Wednesday, February 17, 2010
THE VAGARIES OF FAME
Someone wrote to call me an asshole. Perhaps I am one, you never know but all I did was say what was true, that J.D. Salinger lived a long life, was willing to let his words be his epitaph and that he enjoyed his privacy. But apparently, by saying such to the person calling me an asshole I was saying good riddance to the talented author.
I wasn't. Lives should be lived so well that when we die the thought is how much was left that causes us sorrow. We should mourn the loss, instead of saying, well they lived a long time, so there it is. But J.D. Salinger, to me, didn't seem to be all that happy with his existence, with his fame, and with his ability to interest others simply by existing. So in a sense, while I am not saying goodbye you old fart, I am unwilling to say such a loss, because I don't see a reason for it.
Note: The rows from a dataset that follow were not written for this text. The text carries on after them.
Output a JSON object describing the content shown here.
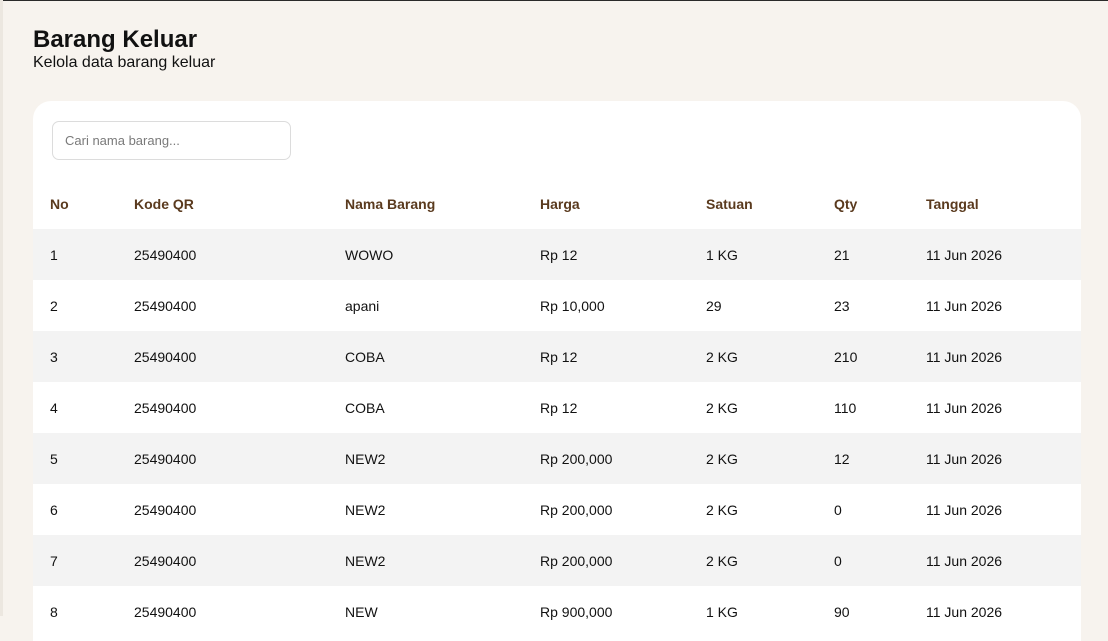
{
  "page": {
    "title": "Barang Keluar",
    "subtitle": "Kelola data barang keluar"
  },
  "search": {
    "placeholder": "Cari nama barang...",
    "value": ""
  },
  "table": {
    "headers": [
      "No",
      "Kode QR",
      "Nama Barang",
      "Harga",
      "Satuan",
      "Qty",
      "Tanggal"
    ],
    "rows": [
      [
        "1",
        "25490400",
        "WOWO",
        "Rp 12",
        "1 KG",
        "21",
        "11 Jun 2026"
      ],
      [
        "2",
        "25490400",
        "apani",
        "Rp 10,000",
        "29",
        "23",
        "11 Jun 2026"
      ],
      [
        "3",
        "25490400",
        "COBA",
        "Rp 12",
        "2 KG",
        "210",
        "11 Jun 2026"
      ],
      [
        "4",
        "25490400",
        "COBA",
        "Rp 12",
        "2 KG",
        "110",
        "11 Jun 2026"
      ],
      [
        "5",
        "25490400",
        "NEW2",
        "Rp 200,000",
        "2 KG",
        "12",
        "11 Jun 2026"
      ],
      [
        "6",
        "25490400",
        "NEW2",
        "Rp 200,000",
        "2 KG",
        "0",
        "11 Jun 2026"
      ],
      [
        "7",
        "25490400",
        "NEW2",
        "Rp 200,000",
        "2 KG",
        "0",
        "11 Jun 2026"
      ],
      [
        "8",
        "25490400",
        "NEW",
        "Rp 900,000",
        "1 KG",
        "90",
        "11 Jun 2026"
      ]
    ]
  },
  "colors": {
    "background": "#f7f3ee",
    "header_text": "#5a3a1e",
    "row_alt": "#f3f3f3",
    "card": "#ffffff"
  }
}
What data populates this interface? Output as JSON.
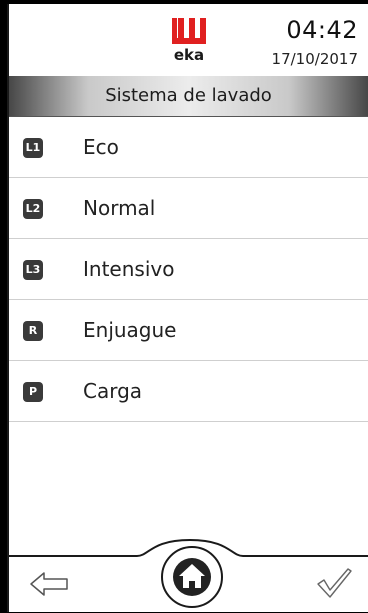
{
  "header": {
    "brand": "eka",
    "time": "04:42",
    "date": "17/10/2017"
  },
  "title": "Sistema de lavado",
  "menu": {
    "items": [
      {
        "badge": "L1",
        "label": "Eco"
      },
      {
        "badge": "L2",
        "label": "Normal"
      },
      {
        "badge": "L3",
        "label": "Intensivo"
      },
      {
        "badge": "R",
        "label": "Enjuague"
      },
      {
        "badge": "P",
        "label": "Carga"
      }
    ]
  },
  "footer": {
    "back_icon": "arrow-left-icon",
    "home_icon": "home-icon",
    "confirm_icon": "checkmark-icon"
  },
  "colors": {
    "brand_red": "#e02020",
    "badge_bg": "#3a3a3a",
    "title_bar_edge": "#474747"
  }
}
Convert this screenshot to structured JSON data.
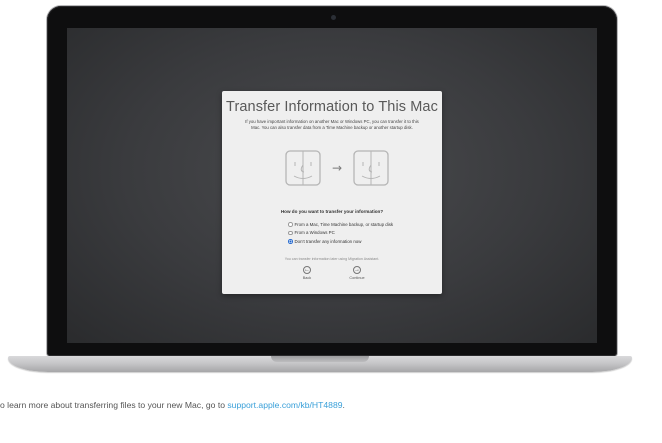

The loss of his life, too should be considered in another light, something we don't talk about much in this world, but, provable or otherwise, maybe the place he is exists now is better. Perhaps he is banging 128 virgins daily. Perhaps he is without form or thought, kept alive only in our memory. Perhaps he is in the happy hunting grounds. But wherever he is, I doubt that there are people trying to capture his picture, gain his signature, or find out what he really meant when he said...
Any life lost is a sad thing, but it isn't because we are dead that lives are lost. Unwillingness to live, infirmity, circumstance and more can steal the joy of life. I plan to die a long time from now, eating sushi, drinking Stoli, reading poetry, surrounded by my cats, naked but for a smile, and laying upon a massive king size bed.